Note: The solenoid coils are not designed to operate using 24 DCV directly. The ECM sends a PWM signal of 24 V at a duty cycle that will provide the necessary current to the solenoid coils. Do NOT activate the coils by using 24 DCV (+battery). The life of the coils will be reduced drastically. A source of 12 DCV should be used, if the coils must be activated by not using the ECM.
Electronic communication between the Implement ECM, Machine Control ECM, Engine ECM, and the other control modules on the machine is conducted over data link circuits. The data link circuits allow the sharing of information with other electronic control modules. The data link circuits are bidirectional. The data link circuit allows the ECM to send information and to receive information.
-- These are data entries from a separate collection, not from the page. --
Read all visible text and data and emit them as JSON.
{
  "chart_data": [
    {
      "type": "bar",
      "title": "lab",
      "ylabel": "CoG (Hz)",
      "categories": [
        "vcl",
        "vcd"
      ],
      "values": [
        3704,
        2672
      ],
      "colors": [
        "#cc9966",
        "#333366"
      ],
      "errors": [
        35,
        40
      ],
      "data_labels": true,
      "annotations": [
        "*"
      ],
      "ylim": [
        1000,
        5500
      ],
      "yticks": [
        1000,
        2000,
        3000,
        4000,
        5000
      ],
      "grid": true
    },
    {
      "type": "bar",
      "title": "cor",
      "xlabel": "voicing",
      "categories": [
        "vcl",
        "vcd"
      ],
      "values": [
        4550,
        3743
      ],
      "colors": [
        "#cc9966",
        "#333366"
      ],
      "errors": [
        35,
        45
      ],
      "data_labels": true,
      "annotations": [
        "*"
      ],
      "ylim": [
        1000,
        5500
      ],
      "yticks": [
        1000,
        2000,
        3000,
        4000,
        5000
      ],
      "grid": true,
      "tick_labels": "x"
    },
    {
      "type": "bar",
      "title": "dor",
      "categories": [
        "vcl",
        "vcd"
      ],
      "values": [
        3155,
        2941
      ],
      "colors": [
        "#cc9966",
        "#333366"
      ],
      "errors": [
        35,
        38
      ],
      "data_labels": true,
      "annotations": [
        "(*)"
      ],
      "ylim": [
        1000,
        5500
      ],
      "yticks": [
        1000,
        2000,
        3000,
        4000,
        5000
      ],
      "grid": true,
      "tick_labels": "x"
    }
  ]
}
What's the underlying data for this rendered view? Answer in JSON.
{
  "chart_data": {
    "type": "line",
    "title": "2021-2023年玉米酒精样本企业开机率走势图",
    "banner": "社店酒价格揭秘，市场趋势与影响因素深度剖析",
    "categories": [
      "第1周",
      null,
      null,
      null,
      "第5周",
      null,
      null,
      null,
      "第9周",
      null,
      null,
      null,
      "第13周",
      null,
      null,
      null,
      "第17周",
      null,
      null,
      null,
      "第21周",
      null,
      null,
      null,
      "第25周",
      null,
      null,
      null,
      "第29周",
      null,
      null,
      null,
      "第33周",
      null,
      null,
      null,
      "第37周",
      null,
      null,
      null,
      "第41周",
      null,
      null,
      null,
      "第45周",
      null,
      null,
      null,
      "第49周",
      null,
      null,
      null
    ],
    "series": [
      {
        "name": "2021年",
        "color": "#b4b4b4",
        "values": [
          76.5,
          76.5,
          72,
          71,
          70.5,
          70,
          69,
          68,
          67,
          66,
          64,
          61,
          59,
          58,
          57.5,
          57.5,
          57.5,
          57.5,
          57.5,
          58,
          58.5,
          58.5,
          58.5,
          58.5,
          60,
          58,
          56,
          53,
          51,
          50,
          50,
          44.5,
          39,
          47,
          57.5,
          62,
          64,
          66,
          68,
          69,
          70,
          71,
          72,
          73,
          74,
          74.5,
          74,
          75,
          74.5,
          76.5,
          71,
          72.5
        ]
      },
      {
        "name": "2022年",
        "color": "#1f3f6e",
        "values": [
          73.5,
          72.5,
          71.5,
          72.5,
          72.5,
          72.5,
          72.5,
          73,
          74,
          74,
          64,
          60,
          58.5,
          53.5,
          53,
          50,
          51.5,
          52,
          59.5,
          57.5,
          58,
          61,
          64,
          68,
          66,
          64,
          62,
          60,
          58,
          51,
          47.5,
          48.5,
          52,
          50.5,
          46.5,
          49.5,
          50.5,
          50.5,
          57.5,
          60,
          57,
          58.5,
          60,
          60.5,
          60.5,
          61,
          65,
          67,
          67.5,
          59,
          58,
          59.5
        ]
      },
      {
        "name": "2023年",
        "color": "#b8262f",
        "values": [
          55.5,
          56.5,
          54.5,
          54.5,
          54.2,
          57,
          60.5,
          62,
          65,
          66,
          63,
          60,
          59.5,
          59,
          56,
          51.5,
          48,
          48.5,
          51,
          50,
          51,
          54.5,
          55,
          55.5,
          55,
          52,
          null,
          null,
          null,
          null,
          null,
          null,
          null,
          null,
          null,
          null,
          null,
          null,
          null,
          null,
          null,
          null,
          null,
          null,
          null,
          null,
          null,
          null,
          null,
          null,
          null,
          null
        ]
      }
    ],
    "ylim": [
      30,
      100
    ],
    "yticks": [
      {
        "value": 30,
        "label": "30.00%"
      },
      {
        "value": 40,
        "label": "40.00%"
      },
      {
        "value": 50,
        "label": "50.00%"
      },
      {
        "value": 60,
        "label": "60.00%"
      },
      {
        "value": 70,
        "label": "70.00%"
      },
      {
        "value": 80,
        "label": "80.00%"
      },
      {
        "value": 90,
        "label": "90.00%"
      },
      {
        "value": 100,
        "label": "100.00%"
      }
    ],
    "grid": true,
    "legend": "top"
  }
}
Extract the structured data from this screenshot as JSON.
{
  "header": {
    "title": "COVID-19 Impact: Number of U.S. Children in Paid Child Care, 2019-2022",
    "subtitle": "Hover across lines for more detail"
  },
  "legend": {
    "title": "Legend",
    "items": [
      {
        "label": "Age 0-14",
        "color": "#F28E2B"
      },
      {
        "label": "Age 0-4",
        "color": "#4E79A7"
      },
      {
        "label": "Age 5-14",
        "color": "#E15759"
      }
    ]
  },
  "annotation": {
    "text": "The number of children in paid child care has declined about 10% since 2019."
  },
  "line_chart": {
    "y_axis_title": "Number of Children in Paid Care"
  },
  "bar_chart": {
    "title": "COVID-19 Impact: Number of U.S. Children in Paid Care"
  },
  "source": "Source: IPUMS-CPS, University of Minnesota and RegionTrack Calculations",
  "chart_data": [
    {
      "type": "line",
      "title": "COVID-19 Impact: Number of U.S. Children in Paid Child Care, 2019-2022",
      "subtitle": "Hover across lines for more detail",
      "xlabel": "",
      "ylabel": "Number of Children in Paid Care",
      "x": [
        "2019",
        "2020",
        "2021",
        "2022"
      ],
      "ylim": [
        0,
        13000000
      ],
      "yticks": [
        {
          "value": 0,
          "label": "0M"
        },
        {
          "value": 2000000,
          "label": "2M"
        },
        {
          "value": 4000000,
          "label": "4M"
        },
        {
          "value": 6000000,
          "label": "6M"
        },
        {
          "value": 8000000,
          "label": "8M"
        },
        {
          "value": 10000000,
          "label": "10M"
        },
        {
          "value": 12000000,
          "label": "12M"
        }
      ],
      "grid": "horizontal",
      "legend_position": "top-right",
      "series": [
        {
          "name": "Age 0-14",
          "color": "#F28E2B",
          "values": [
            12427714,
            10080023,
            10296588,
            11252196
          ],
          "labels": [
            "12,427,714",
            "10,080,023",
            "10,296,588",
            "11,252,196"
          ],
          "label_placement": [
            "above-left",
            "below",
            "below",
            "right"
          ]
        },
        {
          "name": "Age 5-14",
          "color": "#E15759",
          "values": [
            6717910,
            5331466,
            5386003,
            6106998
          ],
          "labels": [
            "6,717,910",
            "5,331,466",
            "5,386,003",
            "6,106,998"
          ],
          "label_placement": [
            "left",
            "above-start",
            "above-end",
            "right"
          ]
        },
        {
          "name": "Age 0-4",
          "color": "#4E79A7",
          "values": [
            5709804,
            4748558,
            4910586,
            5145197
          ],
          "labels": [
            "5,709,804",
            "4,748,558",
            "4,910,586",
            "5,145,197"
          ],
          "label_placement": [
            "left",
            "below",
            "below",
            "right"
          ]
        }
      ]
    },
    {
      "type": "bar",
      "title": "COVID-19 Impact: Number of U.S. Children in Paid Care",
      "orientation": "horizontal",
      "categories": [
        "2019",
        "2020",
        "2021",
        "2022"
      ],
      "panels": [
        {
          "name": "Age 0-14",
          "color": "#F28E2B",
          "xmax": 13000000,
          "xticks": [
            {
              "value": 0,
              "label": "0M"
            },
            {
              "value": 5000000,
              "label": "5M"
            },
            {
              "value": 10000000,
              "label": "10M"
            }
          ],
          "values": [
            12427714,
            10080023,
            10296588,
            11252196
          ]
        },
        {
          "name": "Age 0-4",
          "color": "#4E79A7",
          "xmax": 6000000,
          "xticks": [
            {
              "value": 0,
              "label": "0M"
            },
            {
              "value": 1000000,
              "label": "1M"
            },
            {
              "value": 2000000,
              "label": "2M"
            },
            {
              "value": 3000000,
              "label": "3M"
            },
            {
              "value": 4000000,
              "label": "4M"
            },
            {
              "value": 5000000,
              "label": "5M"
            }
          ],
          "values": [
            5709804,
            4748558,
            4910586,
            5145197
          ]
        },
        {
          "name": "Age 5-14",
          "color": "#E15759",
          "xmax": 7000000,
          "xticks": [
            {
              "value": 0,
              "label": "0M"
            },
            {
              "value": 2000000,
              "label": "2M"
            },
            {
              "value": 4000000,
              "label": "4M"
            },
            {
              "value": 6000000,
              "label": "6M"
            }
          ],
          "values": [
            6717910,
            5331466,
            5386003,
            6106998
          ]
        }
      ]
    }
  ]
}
The electronic communication system consists of multiple CAN datalink systems.
The SAE J1939 CAN Data Link circuit is separated into different groups. "CAN A" is connected to all the ECMs on the machine, and is used primarily for information and service purposes, such as the Caterpillar Electronic Technician (CAT ET). The other data link systems are high-speed data links used for machine control purposes.